Web, Web3, and the Metaverse
- Jaron Lanier and others have proposed that large language models can be used to create virtual worlds.
- Google will no longer downgrade AI-generated content in its search results.
- Fastly’s Fast Forward Program provides free CDN services to open source projects and nonprofits that make the world a better place. Mastodon, with its vision of open, federated social media, is one of the projects that Fastly is supporting.
- Apple is developing software to help build mixed-reality apps for the headset they are planning to release in 2023. According to rumor, the Apple headset is a different product from their AR glasses; the latter has apparently been delayed until late 2023.
- California’s DMV is putting car titles on a blockchain. Other public registries may follow. While they have not yet built public-facing applications, possibilities include NFTs that represent car titles.
- Google has made a small but significant improvement in their ability to build error-corrected qubits. They have demonstrated that error correction can scale: using more physical qubits to create a logical, error-corrected qubit reduces the actual error rate.
- A new kind of qubit adds a “flip flop” logic gate to the repertoire of quantum operations.
- Researchers have demonstrated a technique for transferring qubits from one chip to another without destroying their quantum behavior.
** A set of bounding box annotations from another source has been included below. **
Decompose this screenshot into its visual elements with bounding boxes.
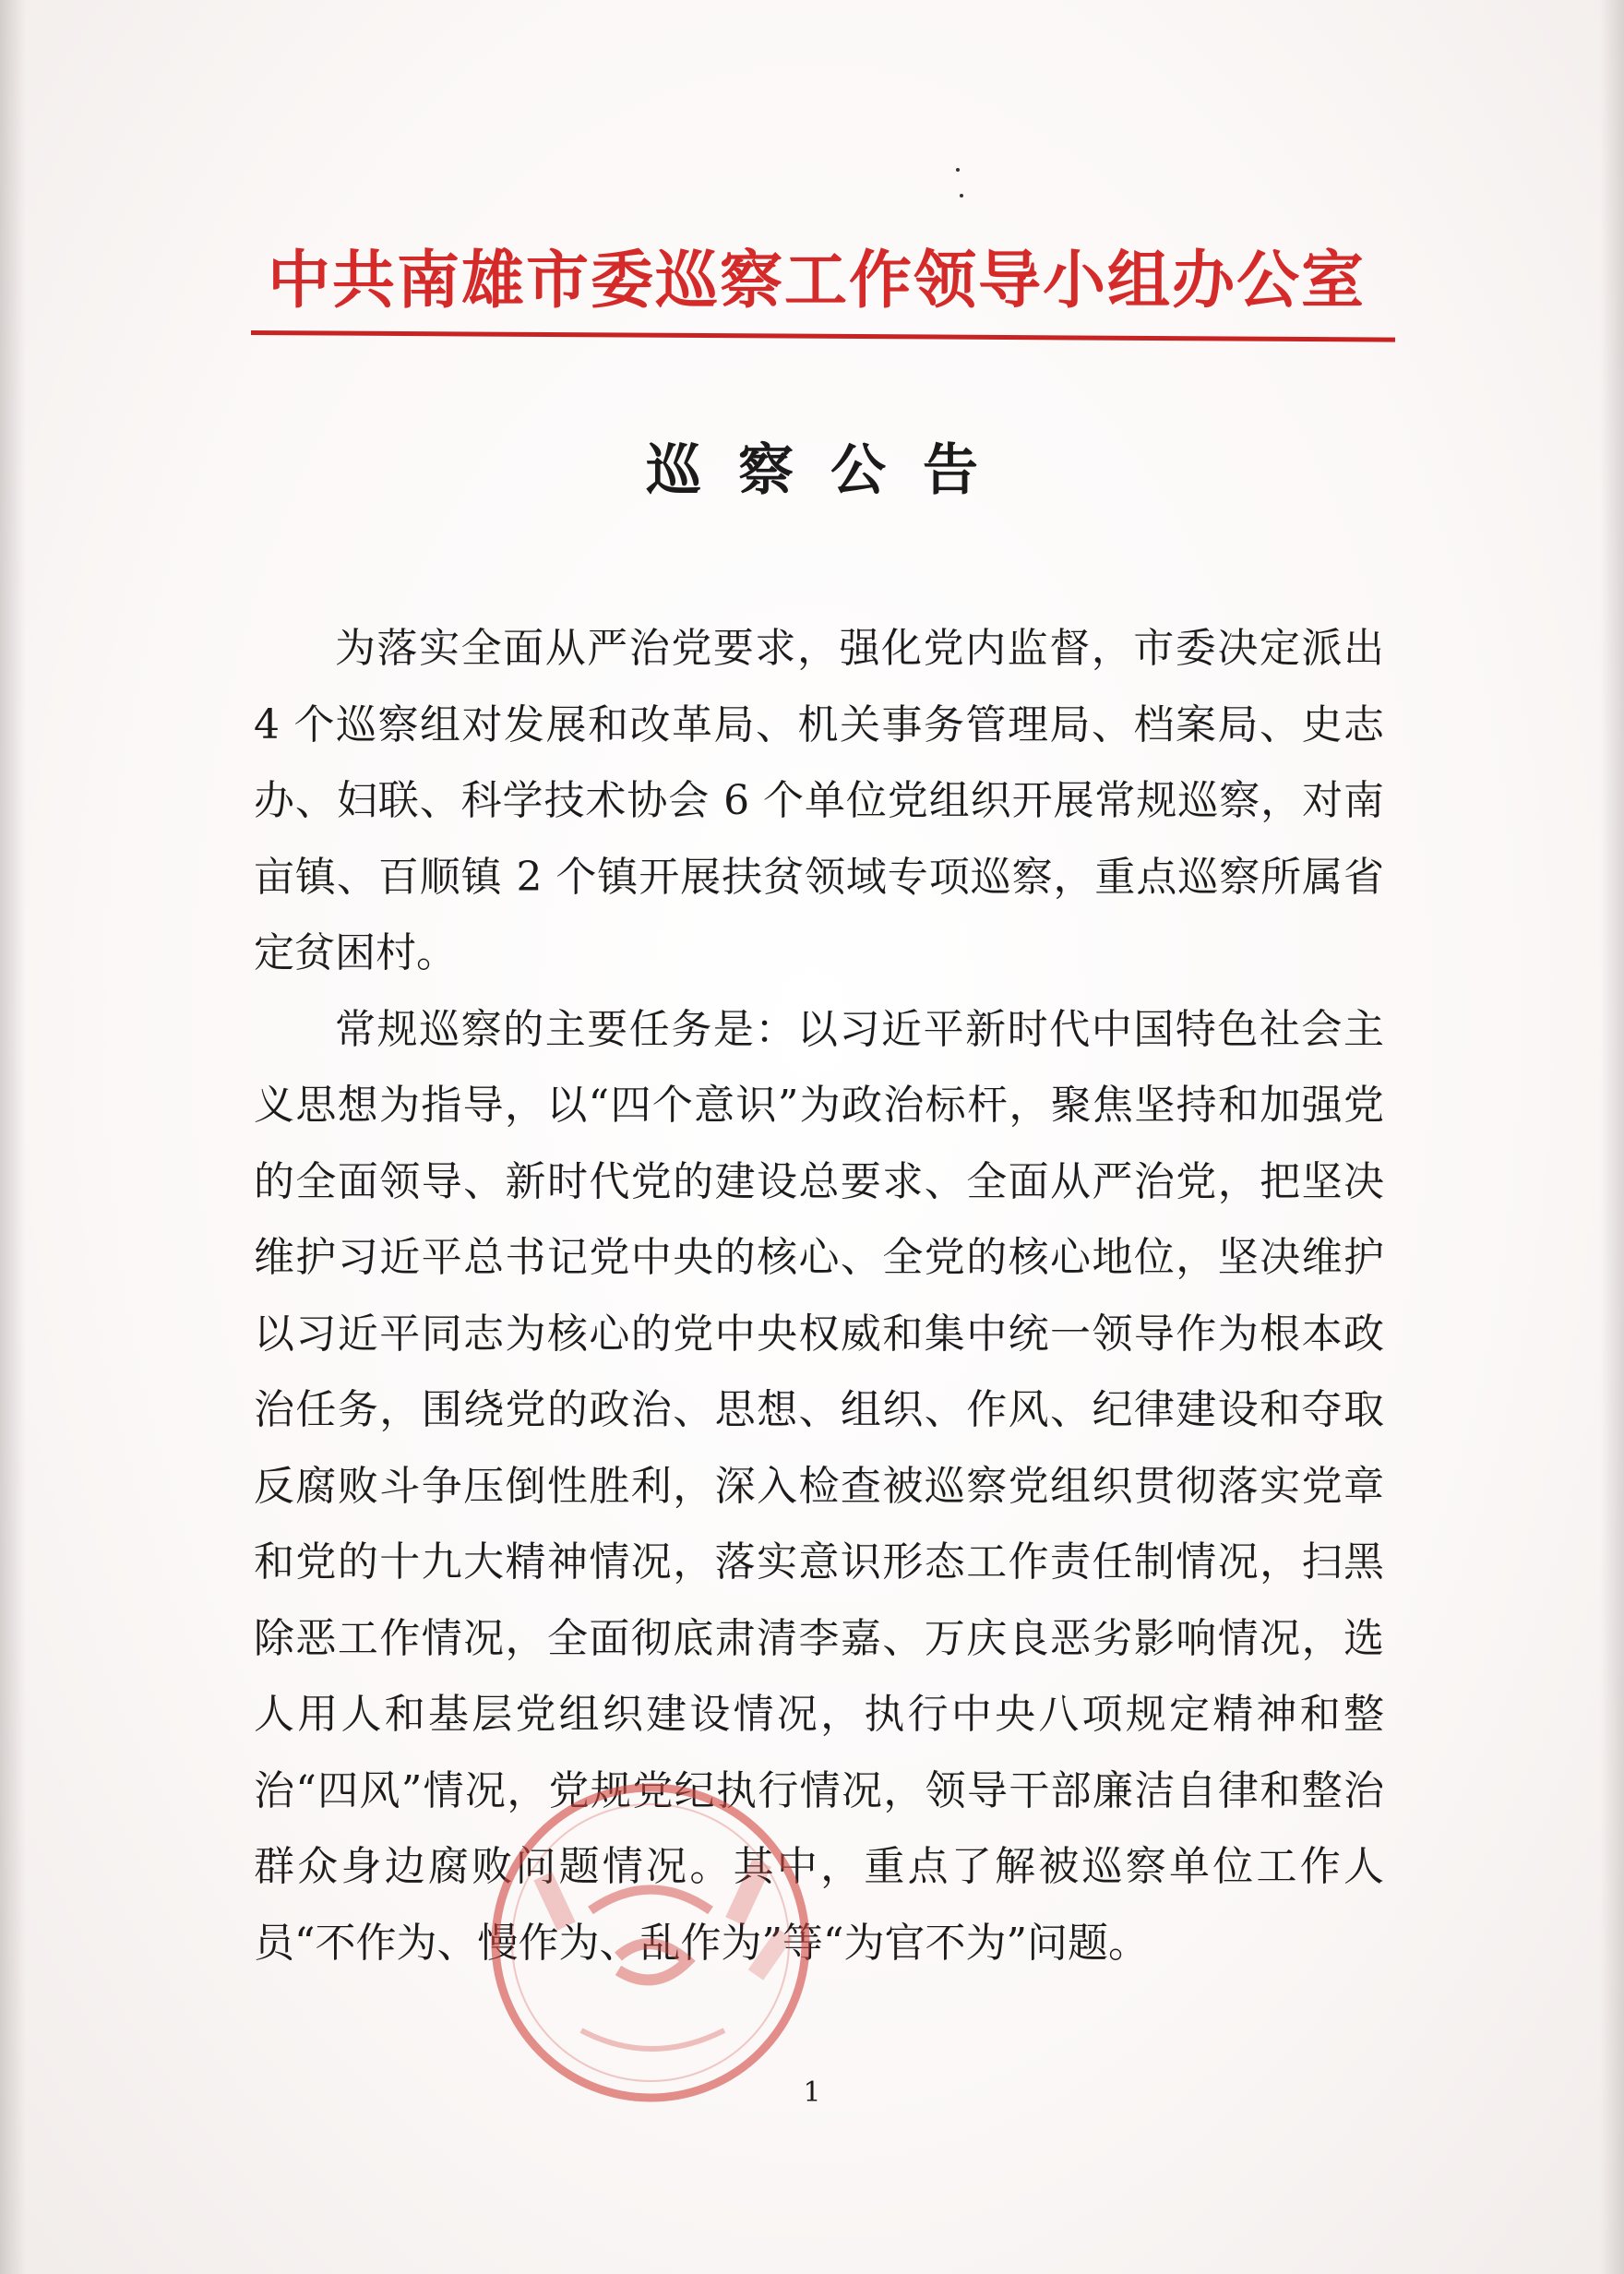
speck-mark [956, 168, 960, 172]
speck-mark [960, 194, 963, 197]
page-number: 1 [803, 2077, 821, 2109]
header-red-rule [251, 330, 1395, 342]
page-edge-shadow-right [1600, 0, 1624, 2274]
page-edge-shadow-left [0, 0, 26, 2274]
body-paragraph-1: 为落实全面从严治党要求，强化党内监督，市委决定派出 4 个巡察组对发展和改革局、机关事务管理局、档案局、史志办、妇联、科学技术协会 6 个单位党组织开展常规巡察，对南亩镇、百顺镇 2 个镇开展扶贫领域专项巡察，重点巡察所属省定贫困村。 [254, 625, 1384, 976]
organization-header-title: 中共南雄市委巡察工作领导小组办公室 [267, 245, 1366, 317]
document-title: 巡察公告 [646, 438, 1015, 503]
body-paragraph-2: 常规巡察的主要任务是：以习近平新时代中国特色社会主义思想为指导，以“四个意识”为政治标杆，聚焦坚持和加强党的全面领导、新时代党的建设总要求、全面从严治党，把坚决维护习近平总书记党中央的核心、全党的核心地位，坚决维护以习近平同志为核心的党中央权威和集中统一领导作为根本政治任务，围绕党的政治、思想、组织、作风、纪律建设和夺取反腐败斗争压倒性胜利，深入检查被巡察党组织贯彻落实党章和党的十九大精神情况，落实意识形态工作责任制情况，扫黑除恶工作情况，全面彻底肃清李嘉、万庆良恶劣影响情况，选人用人和基层党组织建设情况，执行中央八项规定精神和整治“四风”情况，党规党纪执行情况，领导干部廉洁自律和整治群众身边腐败问题情况。其中，重点了解被巡察单位工作人员“不作为、慢作为、乱作为”等“为官不为”问题。 [254, 1005, 1384, 1967]
official-seal-stamp [480, 1772, 821, 2113]
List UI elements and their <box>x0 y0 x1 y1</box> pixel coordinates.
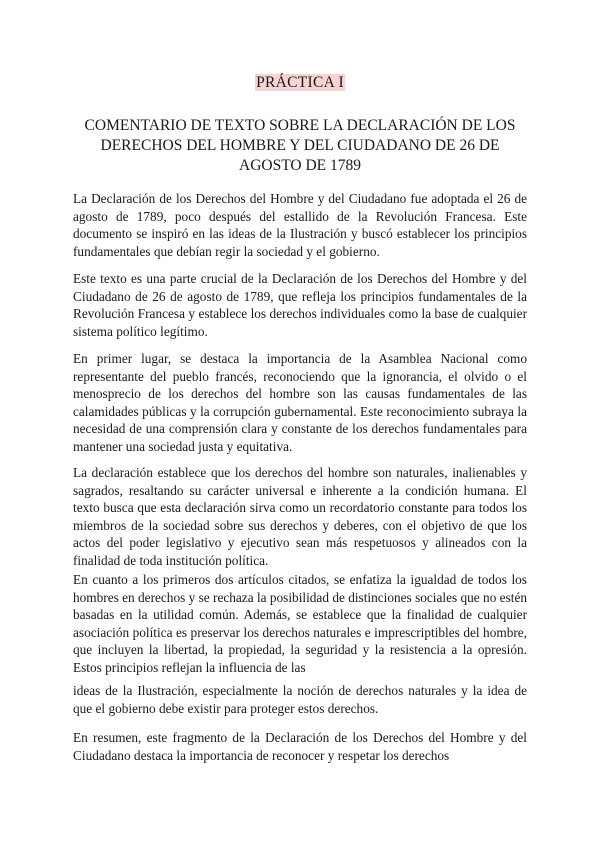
document-subtitle: COMENTARIO DE TEXTO SOBRE LA DECLARACIÓN DE LOS DERECHOS DEL HOMBRE Y DEL CIUDADANO DE 26 DE AGOSTO DE 1789 <box>84 117 516 174</box>
paragraph-3: En primer lugar, se destaca la importancia de la Asamblea Nacional como representante del pueblo francés, reconociendo que la ignorancia, el olvido o el menosprecio de los derechos del hombre son las causas fundamentales de las calamidades públicas y la corrupción gubernamental. Este reconocimiento subraya la necesidad de una comprensión clara y constante de los derechos fundamentales para mantener una sociedad justa y equitativa. <box>73 351 527 454</box>
paragraph-2: Este texto es una parte crucial de la Declaración de los Derechos del Hombre y del Ciudadano de 26 de agosto de 1789, que refleja los principios fundamentales de la Revolución Francesa y establece los derechos individuales como la base de cualquier sistema político legítimo. <box>73 271 527 339</box>
paragraph-7: En resumen, este fragmento de la Declaración de los Derechos del Hombre y del Ciudadano destaca la importancia de reconocer y respetar los derechos <box>73 730 527 763</box>
page-title-text: PRÁCTICA I <box>256 74 344 91</box>
paragraph-6: ideas de la Ilustración, especialmente la noción de derechos naturales y la idea de que el gobierno debe existir para proteger estos derechos. <box>73 683 527 716</box>
page-title <box>0 74 600 92</box>
paragraph-4: La declaración establece que los derechos del hombre son naturales, inalienables y sagrados, resaltando su carácter universal e inherente a la condición humana. El texto busca que esta declaración sirva como un recordatorio constante para todos los miembros de la sociedad sobre sus derechos y deberes, con el objetivo de que los actos del poder legislativo y ejecutivo sean más respetuosos y alineados con la finalidad de toda institución política. <box>73 465 527 568</box>
paragraph-1: La Declaración de los Derechos del Hombre y del Ciudadano fue adoptada el 26 de agosto de 1789, poco después del estallido de la Revolución Francesa. Este documento se inspiró en las ideas de la Ilustración y buscó establecer los principios fundamentales que debían regir la sociedad y el gobierno. <box>73 191 527 259</box>
paragraph-5: En cuanto a los primeros dos artículos citados, se enfatiza la igualdad de todos los hombres en derechos y se rechaza la posibilidad de distinciones sociales que no estén basadas en la utilidad común. Además, se establece que la finalidad de cualquier asociación política es preservar los derechos naturales e imprescriptibles del hombre, que incluyen la libertad, la propiedad, la seguridad y la resistencia a la opresión. Estos principios reflejan la influencia de las <box>73 572 527 675</box>
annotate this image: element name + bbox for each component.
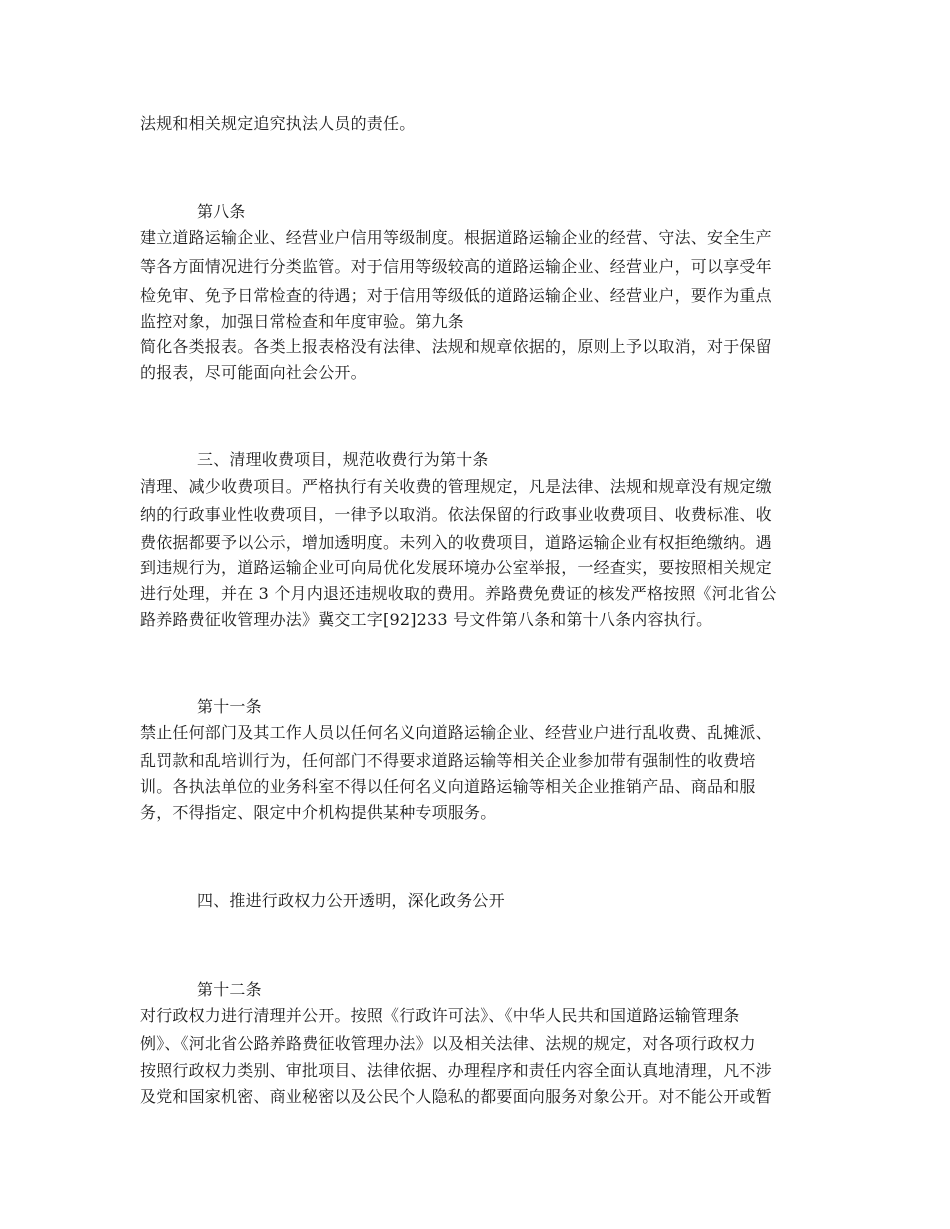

The ability to connect quantum chips is a critical step towards building quantum computers large enough to do useful work.
- CRISPR can be used to engineer flies that are unable to spread diseases between plants. This may be a way to limit the spread of crop diseases, particularly for diseases spread by pests whose range is expanding because of global warming.
- Open source seeds? Almost all of the seeds used in farming are patented, and farmers have been sued for saving seeds to use in next year’s crops. The Open Source Seed Initiative provides seeds with a license that doesn’t restrict how the seeds are used.
- The de-extinction project has added the Dodo to the list of species it plans to restore.
- Researchers have developed a camera the size of a grain of salt. The camera incorporates neural-network based signal processing algorithms.